By IANS
London : Britons should try out arranged marriage while women should not expose their bodies too much as part of a two-way Muslim integration process, the Bangladeshi-born head of the Muslim Council of Britain has suggested.
“Everybody can learn from everyone. Some of the Muslim principles can help social cohesion – family, marriage, raising children with boundaries, giving to the poor, not being too greedy,” Muhammad Abdul Bari said in remarks published Saturday.
He said British people could benefit from arranged marriages. “I prefer to call them assisted marriages,” he told the Daily Telegraph in a wide-ranging interview.

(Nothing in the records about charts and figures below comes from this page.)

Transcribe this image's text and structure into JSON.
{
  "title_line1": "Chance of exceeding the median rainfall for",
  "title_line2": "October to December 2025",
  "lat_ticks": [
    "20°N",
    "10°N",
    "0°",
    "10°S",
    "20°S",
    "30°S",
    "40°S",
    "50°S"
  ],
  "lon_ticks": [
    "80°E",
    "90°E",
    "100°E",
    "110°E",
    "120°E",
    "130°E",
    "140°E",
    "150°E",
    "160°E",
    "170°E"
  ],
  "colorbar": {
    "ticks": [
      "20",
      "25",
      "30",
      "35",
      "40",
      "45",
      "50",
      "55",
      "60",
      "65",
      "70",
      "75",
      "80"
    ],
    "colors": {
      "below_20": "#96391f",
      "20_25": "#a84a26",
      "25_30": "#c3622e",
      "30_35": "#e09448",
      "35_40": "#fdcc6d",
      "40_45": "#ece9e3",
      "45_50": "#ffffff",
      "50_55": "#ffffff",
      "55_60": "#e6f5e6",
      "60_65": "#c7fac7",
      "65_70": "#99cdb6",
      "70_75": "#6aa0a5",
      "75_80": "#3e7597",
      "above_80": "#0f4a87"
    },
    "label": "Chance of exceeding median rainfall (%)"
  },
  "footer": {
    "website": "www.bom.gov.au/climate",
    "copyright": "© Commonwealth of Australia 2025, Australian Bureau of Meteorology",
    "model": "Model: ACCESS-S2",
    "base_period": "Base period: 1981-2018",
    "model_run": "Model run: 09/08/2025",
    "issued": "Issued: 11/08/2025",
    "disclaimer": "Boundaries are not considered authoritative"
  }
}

“Marriage should not be forced on people but parents can be a catalyst… Young people are emotional, they want idealism. Older people have gone through all sorts of things and become a bit more experienced. A child will always want to eat chocolate but if he does then he will become fat. He needs to be given things that are good for him too.”
And he had other advice that could alarm ordinary, freedom-loving Britons.
“Alcohol is the worst drug long-term,” he said, adding that the government should consider banning drinking in public places, as it has done with smoking.
In a nation with high rates of teenage pregnancy and single motherhood, Bari said he believed Britain would benefit from a little more morality.
“Religion has principles that can help society… Sex before marriage is unacceptable in Islam … On adultery and living together we should try to go back to the religiously informed style of life that helps society.”
In line with Catholic fundamentalist views, he also came out against abortion and gay sex. “By the time a foetus is 12 weeks old our religion says that the child has got a spirit,” he said, adding that homosexuality is “unacceptable from the religious point of view”.
There should be more modesty too, he said: “You shouldn’t be revealing your body so much that it can be tempting to other people. I hope my daughter wouldn’t wear a bikini but I also hope she wouldn’t wear a burqa.”
Bari, who runs guidance courses for parents of all faiths, said: “Children are like plants – if you don’t look after them they will grow wild and weeds can come in.” The same is true of Britain, he says. “There is plenty of freedom in Western society but boundaries are sometimes hard to see.”
But he drew the boundary on stoning: “When our prophet talked about stoning for adultery he said there should be four (witnesses) – in realistic terms that’s impossible. It’s a metaphor for disapproval.”